If you are using the showroom terminal, you can run the following script to see the pre-created Route.
$HOME/fantaco-redhat-one-2026/langfuse-setup/get-agent-route-as-student.sh
CHAT_TRACE_URL=https://chatbot-8002-showroom-qk9xm-1-user1.apps.ocp.qk9xm.sandbox2661.opentlc.com/
OR
ONLY If you are using the Workbench Code Server IDE terminal, you can add a Service and Route via the following command:
oc apply -f $HOME/fantaco-redhat-one-2026/langfuse-setup/workbench-service-route.yaml
echo "CHAT_TRACE_URL=https://$(oc get route chatbot-8002 -o jsonpath='{.spec.host}')"
CHAT_TRACE_URL=https://chatbot-8002-agentic-user1.apps.ocp.82j4f.sandbox628.opentlc.com
The chatbot will let you ask questions and use a Thumb Up/Down and comment to provide feedback.
You can get a listing of all the traces.
$HOME/fantaco-redhat-one-2026/langfuse-setup/list-traces.sh
Fetching last 10 traces...
TRACE ID QUERY
=====================================================================================
bc0008ba64304e09fcc3fbaf9f1f9888 what is today?
20a4d01e6cf0eb28e15872a5317274a2 who is Burr Sutter?
1e81a8782d937c8e1adafb994e96681c what are the delivered orders for Fran Wilson?
dd4e1cb37e83e51e3d25bd05cc237f16 who is the primary contact for Lonesome Pine ...
631fc657a05762b86e44551393fb16f1 who does Thomas Hardy work for and what is hi...
4e4ed7ee062f0d38f0abb6fc03defc3d what are the orders for Liu Wong?
017c454bb7fbc01cc5a7a8fe6f0b073b who does Thomas Hardy work for?
8fa62c42a85d8f14ba9a42d38359ce53 what are Fran Wilson's orders?
5ee044f92e94fd50c133f5ac7dc82d96 who does Thomas Hardy work for?
Use the trace id to get the specific score and comment.
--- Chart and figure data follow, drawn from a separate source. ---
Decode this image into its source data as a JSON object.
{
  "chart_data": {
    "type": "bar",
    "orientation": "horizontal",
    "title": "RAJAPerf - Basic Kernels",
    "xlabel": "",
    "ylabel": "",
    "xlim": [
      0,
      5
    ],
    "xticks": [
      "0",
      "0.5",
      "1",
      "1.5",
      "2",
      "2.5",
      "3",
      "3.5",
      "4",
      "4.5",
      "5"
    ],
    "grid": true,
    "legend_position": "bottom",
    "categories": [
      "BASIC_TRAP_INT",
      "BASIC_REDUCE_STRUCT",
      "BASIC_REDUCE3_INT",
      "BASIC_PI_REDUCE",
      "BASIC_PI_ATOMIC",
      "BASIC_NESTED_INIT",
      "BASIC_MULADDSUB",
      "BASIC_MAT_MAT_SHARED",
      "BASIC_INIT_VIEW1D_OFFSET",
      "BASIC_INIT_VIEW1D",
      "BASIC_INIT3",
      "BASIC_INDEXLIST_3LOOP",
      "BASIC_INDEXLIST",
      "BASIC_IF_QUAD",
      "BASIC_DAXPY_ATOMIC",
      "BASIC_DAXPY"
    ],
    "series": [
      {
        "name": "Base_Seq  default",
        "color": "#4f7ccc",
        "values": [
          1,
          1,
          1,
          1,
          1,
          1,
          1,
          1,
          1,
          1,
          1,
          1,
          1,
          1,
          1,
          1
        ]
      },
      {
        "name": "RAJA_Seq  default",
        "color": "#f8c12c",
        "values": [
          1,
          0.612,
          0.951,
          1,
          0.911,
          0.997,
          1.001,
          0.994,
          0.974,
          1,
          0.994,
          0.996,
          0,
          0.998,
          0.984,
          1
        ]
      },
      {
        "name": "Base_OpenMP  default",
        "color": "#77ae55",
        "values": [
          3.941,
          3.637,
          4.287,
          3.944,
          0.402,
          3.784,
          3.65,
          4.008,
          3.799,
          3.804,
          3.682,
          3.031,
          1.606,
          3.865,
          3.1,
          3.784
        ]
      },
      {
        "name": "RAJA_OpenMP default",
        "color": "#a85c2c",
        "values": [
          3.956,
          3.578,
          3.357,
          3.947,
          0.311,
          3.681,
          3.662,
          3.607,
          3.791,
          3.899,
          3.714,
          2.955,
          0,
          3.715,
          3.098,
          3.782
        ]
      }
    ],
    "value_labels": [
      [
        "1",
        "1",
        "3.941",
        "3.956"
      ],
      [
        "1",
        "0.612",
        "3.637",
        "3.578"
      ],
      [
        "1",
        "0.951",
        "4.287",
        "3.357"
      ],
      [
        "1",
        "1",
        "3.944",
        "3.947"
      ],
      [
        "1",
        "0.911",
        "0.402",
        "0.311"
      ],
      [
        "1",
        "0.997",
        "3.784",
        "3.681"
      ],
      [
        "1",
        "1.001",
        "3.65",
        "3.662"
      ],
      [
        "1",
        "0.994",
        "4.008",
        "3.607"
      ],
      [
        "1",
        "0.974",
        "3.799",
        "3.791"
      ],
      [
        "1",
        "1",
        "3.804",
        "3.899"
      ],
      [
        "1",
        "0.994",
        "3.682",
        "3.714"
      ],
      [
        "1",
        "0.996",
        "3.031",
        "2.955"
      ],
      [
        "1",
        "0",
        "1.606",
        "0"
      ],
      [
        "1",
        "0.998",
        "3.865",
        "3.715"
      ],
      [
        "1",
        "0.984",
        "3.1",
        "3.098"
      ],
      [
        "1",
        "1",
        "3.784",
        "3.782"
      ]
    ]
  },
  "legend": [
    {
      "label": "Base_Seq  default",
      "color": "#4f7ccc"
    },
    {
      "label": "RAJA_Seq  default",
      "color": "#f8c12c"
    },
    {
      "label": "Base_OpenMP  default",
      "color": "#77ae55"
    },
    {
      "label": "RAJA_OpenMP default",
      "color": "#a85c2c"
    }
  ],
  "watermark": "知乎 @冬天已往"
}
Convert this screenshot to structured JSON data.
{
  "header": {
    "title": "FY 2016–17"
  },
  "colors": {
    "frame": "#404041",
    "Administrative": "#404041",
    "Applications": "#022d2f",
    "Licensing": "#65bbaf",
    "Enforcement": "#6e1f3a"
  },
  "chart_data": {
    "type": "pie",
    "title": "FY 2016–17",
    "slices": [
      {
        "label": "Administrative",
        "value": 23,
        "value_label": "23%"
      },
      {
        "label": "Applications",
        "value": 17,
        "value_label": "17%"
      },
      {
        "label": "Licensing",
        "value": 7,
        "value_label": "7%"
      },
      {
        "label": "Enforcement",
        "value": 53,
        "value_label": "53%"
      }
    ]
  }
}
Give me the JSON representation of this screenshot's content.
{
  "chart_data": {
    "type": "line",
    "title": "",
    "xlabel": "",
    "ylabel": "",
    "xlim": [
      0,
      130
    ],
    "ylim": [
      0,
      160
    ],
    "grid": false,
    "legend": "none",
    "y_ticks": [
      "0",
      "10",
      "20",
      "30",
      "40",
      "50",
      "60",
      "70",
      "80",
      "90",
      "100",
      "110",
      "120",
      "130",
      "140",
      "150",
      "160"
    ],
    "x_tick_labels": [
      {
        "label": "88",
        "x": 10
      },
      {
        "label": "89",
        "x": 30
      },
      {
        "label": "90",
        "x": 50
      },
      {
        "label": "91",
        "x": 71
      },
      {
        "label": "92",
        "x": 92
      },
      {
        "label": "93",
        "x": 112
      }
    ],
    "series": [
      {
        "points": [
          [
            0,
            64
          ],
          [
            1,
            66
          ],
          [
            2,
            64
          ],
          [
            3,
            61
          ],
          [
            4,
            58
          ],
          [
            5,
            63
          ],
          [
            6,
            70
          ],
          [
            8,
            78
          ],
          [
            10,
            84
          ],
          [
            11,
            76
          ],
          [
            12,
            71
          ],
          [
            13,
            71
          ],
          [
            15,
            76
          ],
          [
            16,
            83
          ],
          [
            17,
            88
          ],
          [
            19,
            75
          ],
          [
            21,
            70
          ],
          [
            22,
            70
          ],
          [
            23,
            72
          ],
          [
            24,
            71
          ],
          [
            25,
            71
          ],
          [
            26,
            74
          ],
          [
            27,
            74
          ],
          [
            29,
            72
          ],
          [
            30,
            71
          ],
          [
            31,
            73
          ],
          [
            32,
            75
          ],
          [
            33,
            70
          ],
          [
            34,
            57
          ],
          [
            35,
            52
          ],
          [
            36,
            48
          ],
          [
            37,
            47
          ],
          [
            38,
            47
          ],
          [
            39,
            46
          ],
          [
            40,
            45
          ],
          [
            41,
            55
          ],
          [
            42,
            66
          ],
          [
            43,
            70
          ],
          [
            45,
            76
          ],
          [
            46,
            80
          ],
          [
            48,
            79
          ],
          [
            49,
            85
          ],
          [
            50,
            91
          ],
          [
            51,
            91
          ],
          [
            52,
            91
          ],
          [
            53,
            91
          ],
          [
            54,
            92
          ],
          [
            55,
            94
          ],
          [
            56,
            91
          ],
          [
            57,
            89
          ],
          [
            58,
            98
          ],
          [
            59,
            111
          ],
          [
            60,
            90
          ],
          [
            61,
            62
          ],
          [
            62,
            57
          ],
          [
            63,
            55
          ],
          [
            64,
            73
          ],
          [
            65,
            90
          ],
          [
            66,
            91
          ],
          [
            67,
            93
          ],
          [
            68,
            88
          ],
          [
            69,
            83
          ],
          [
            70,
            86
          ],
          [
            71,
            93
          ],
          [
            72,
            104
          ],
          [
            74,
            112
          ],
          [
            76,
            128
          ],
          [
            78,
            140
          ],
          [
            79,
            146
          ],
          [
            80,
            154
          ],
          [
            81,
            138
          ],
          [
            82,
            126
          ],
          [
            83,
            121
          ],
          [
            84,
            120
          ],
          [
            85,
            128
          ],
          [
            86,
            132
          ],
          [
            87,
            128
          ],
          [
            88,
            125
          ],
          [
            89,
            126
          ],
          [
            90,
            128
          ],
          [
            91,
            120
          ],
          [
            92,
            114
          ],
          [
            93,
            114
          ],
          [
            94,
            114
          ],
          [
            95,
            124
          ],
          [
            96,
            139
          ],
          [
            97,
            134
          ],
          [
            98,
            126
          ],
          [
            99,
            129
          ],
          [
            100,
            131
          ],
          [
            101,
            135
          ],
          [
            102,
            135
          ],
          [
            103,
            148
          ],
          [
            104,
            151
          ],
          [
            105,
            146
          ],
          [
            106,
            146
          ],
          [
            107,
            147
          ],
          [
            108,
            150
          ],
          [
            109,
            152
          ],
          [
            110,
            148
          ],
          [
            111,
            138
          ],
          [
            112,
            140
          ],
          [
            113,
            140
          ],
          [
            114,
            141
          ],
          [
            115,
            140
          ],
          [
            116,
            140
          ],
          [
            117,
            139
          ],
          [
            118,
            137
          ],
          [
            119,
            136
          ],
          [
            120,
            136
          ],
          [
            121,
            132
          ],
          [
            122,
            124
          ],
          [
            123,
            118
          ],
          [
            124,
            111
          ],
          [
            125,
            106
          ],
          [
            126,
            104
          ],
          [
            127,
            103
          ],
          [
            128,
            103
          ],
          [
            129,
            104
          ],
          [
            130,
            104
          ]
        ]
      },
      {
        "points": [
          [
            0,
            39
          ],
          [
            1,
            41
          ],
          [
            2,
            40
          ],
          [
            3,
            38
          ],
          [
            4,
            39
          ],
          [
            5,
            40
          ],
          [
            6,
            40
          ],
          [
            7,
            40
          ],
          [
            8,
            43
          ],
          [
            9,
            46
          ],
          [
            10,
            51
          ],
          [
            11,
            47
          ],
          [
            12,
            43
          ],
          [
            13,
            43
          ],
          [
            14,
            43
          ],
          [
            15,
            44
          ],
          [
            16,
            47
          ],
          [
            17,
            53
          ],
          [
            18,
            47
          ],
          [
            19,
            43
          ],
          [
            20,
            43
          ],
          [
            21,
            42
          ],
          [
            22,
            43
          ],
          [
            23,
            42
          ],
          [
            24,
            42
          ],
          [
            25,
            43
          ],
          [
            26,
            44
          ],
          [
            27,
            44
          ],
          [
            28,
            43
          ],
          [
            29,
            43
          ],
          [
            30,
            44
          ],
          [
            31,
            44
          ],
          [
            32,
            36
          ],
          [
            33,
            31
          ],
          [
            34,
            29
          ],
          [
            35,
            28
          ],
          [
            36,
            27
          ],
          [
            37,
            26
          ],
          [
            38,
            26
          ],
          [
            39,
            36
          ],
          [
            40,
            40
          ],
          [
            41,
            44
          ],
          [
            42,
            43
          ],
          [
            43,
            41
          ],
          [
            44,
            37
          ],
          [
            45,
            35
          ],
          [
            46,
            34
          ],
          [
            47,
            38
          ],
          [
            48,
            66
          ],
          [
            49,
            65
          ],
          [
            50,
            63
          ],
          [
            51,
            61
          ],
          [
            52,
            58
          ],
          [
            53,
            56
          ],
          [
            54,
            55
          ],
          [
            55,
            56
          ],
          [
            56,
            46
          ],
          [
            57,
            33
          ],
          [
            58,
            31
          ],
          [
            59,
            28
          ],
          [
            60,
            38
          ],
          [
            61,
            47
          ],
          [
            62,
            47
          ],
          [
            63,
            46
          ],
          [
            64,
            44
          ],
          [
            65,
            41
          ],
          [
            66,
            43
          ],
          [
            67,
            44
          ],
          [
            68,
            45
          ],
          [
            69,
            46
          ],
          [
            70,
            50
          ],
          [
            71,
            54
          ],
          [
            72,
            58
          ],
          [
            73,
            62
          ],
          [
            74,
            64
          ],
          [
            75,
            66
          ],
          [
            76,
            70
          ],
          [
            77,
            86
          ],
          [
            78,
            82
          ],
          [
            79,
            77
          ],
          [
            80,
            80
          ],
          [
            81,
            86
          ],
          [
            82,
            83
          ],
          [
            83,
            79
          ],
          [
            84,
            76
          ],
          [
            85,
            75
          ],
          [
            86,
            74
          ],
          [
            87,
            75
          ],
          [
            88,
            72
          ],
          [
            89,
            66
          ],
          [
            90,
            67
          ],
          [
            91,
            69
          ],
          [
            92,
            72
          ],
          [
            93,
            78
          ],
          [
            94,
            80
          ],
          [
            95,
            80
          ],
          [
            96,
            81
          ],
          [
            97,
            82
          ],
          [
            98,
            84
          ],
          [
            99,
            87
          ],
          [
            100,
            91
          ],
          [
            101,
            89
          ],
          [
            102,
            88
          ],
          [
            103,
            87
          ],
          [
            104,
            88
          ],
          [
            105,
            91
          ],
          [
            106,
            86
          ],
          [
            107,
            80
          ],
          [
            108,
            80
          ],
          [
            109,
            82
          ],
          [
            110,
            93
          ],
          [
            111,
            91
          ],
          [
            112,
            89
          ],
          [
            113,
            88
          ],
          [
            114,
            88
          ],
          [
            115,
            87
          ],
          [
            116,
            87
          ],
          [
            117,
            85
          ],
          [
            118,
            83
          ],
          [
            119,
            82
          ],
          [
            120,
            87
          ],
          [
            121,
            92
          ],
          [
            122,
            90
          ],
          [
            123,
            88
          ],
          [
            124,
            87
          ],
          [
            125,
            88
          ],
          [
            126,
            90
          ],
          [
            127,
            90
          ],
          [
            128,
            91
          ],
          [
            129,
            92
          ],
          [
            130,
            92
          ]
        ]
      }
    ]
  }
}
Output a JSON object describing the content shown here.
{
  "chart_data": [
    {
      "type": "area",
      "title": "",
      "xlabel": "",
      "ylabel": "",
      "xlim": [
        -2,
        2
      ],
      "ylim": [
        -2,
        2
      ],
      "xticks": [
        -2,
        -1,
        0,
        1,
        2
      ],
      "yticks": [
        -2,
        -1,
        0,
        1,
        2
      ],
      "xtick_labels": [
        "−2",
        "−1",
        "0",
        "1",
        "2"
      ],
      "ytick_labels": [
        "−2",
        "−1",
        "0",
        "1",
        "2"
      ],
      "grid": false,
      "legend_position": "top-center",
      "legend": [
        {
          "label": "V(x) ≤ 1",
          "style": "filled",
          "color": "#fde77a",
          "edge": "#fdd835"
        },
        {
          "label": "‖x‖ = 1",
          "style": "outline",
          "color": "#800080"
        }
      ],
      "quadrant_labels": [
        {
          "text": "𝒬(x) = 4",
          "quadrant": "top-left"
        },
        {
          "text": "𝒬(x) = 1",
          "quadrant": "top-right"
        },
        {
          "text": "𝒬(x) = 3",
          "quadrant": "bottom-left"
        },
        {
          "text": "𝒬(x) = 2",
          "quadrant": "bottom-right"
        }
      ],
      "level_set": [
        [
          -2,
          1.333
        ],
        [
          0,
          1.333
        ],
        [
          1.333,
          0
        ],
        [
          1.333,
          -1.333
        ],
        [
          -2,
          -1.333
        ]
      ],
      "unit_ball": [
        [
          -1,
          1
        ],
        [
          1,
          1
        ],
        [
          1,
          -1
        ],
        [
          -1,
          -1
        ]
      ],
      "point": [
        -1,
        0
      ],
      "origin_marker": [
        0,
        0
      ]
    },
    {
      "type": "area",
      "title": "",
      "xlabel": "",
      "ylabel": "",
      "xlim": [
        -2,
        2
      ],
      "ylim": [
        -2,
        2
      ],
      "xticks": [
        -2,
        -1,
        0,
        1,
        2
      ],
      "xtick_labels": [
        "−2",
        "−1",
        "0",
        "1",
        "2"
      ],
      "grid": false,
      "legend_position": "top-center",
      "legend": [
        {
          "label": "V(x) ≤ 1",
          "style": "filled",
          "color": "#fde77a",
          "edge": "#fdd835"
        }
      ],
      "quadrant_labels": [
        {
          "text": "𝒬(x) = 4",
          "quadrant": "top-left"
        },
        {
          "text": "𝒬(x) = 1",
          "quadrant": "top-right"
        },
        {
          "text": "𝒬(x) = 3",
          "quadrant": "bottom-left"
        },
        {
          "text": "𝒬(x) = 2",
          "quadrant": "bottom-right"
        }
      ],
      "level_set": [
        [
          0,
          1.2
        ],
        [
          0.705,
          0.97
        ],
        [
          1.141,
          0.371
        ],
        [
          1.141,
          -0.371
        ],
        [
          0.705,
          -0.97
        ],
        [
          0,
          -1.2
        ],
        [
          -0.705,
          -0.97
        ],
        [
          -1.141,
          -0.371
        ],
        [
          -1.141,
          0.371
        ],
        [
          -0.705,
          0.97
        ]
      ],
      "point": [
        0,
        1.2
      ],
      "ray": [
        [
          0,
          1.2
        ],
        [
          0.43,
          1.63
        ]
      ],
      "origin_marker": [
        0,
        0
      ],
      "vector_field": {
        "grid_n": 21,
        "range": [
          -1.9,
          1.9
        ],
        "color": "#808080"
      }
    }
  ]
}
If you do not provide a trace id it just defaults the last trace.
$HOME/fantaco-redhat-one-2026/langfuse-setup/get-trace-feedback.sh
No trace ID provided, fetching latest trace...
Fetching trace: bc0008ba64304e09fcc3fbaf9f1f9888
================================================
Name: customer-service-chat
Timestamp: 2026-01-08T17:57:16.111Z
Input: what is today?
Output:
I don't have access to real-time information or calendar functions. You'll need to check your device's clock or a calendar application for today's date. Let me know if you need help with any custome...
Feedback:
---------
Score: thumbs down (0)
Comment: you should have access to a clock~!
Time: 2026-01-08T17:57:35.580Z
You can provide the get-trace-feedback.sh with a specific trace id.
Summary
In this module you:
-
Deployed Langfuse as an observability platform for your AI agents
-
Captured traces that show the complete reasoning chain for each agent interaction — from user input through tool calls to final response
-
Ran keyword-based evals against your agent to verify it returns correct customer and order data
-
Used the feedback system (thumbs up/down with comments) to capture end-user satisfaction tied to specific traces
These three capabilities — traces, evals, and feedback — form a continuous improvement loop: traces help you debug, evals help you prevent regressions, and feedback helps you discover what to improve next.